Bank debt setback snatches deal from Coalition's grasp
Berlin’s reservations on ESM aid for the liabilities complicate a difficult situation, writes ARTHUR BEESLEYin Brussels
IRELAND’S CAMPAIGN for debt relief took a big hit four days ago when Germany, Finland and the Netherlands said in Helsinki that national bodies should remain liable for most bank losses.
The démarche has thrown into question the scope of a deal in June in which EU leaders pledged to sever the loop between bank and sovereign debt.
The manoeuvre by German finance minister Wolfgang Schäuble and his allies illustrates just how vulnerable our cash-strapped Coalition is to the whims of its euro zone partners.
Soothing words were uttered in Brussels and beyond to the effect that the decisions of the June summit still stand. But the Helsinki statement still serves to limit potential benefit to the State from any deal in which the ESM fund would take shares in Allied Irish Banks, the Bank of Ireland and Permanent TSB.
Far from suggesting that an appreciable improvement in Ireland’s debt dynamics is in the store, Europe’s paymasters are moving to circumscribe the use of the ESM. Difficult as the Government’s task already was, this magnifies the challenge.
“The view was that this is irresponsible, yet again an example of people signing up to something and walking away from it later,” said a well-informed European source.
Such remarks reflect the view that the June summit promised something quite different from what countries like Germany are now willing to yield, namely the possibility of the ESM assuming some “legacy” banking debts.
This is disputed by other European figures, who argue there has been no retreat at all by Berlin. Yet that is not how the statement was received in Dublin, no matter what Taoiseach Enda Kenny and Minister for Finance Michael Noonan say about the inviolability of the summit conclusions in June.
The Coalition’s difficulty is that the ESM capital infusions into the surviving banks are a core objective as it strives to regain the confidence of private investors. With the European Central Bank unhappy with Dublin’s proposals to recast the Anglo Irish Bank promissory note scheme, the supersized debt load remains as crippling as ever.
This is damaging for the Government, which is facing into another harsh budget at a politically fraught time.
Worse still is the fact that the EU-IMF-ECB bailout will expire late next year, meaning the drive to improve the sustainability of the national debt will soon become a race against the clock. While the Government’s notional borrowing costs have declined since June, the fear must be that any failure to follow through with a sizeable debt-relief package would have the opposite effect.
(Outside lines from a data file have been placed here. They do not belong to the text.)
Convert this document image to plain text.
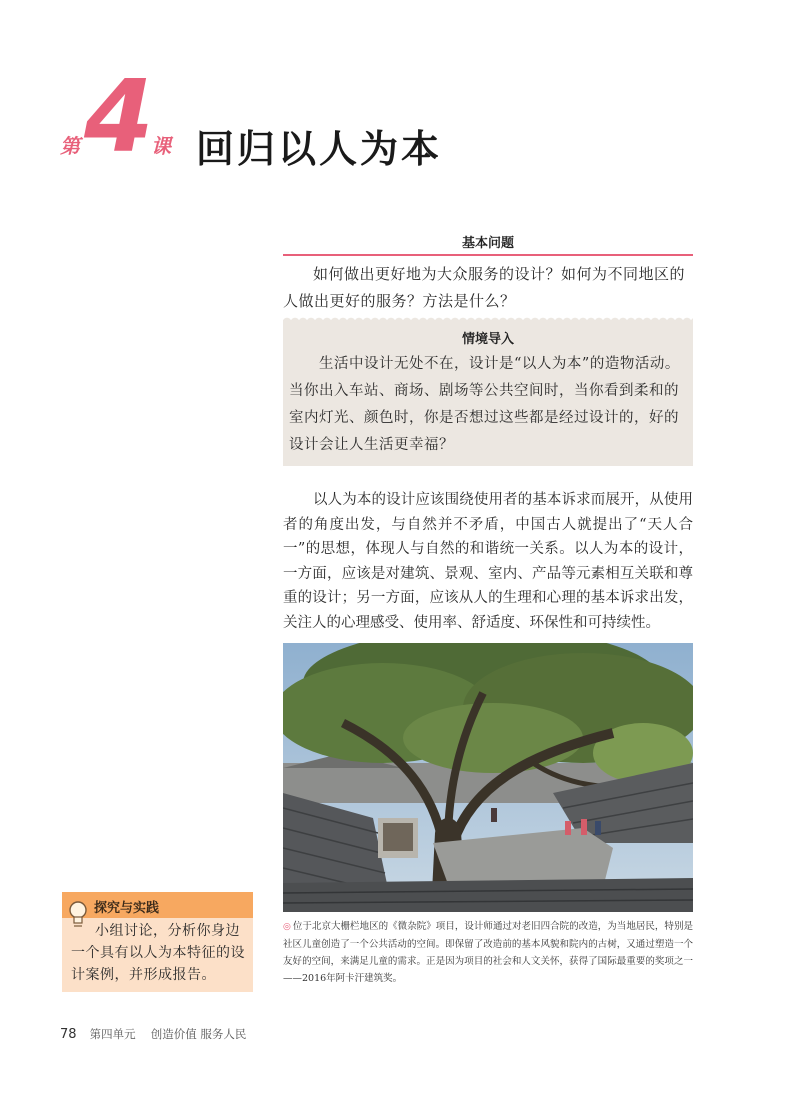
第 4
课 回归以人为本
基本问题
如何做出更好地为大众服务的设计？如何为不同地区的人做出更好的服务？方法是什么？
情境导入
生活中设计无处不在，设计是“以人为本”的造物活动。当你出入车站、商场、剧场等公共空间时，当你看到柔和的室内灯光、颜色时，你是否想过这些都是经过设计的，好的设计会让人生活更幸福？
以人为本的设计应该围绕使用者的基本诉求而展开，从使用者的角度出发，与自然并不矛盾，中国古人就提出了“天人合一”的思想，体现人与自然的和谐统一关系。以人为本的设计，一方面，应该是对建筑、景观、室内、产品等元素相互关联和尊重的设计；另一方面，应该从人的生理和心理的基本诉求出发，关注人的心理感受、使用率、舒适度、环保性和可持续性。
◎ 位于北京大栅栏地区的《微杂院》项目，设计师通过对老旧四合院的改造，为当地居民，特别是社区儿童创造了一个公共活动的空间。即保留了改造前的基本风貌和院内的古树，又通过塑造一个友好的空间，来满足儿童的需求。正是因为项目的社会和人文关怀，获得了国际最重要的奖项之一——2016年阿卡汗建筑奖。
探究与实践
小组讨论，分析你身边一个具有以人为本特征的设计案例，并形成报告。
78 第四单元 创造价值 服务人民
The urgency attaching to the all-important bond yields helps explain the summer push for an agreement in October, a deadline which soon faded away.
In Germany, however, the case is made that the fuss is overdone. The argument goes that the refusal to have the ESM take on retrospective debts is entirely in keeping with the June deal. To those who say not, the insistent Berliners respond that they cannot be held responsible for the wishful thinking of others.
Contrast that with the view in Paris. Senior French sources say it was clear from the talks in June – if not set down precisely in the summit communique – that the ESM would bear at least some legacy debts. France remains hopeful for a deal on this front and appears willing to fight for it.
Ahead of crucial talks next month, this means Kenny and Noonan are not battling on their own. Support from Italy and Spain should be forthcoming, but a clash now looms. The Helsinki statement demonstrates Dutch and Finnish support for Germany within the triple A-rated club.
And with the German election approaching, the more limited will be Angela Merkel’s room for manoeuvre.
This is the state of play. A few weeks ago, the Government might well have hoped to have a deal within its grasp by now. If only.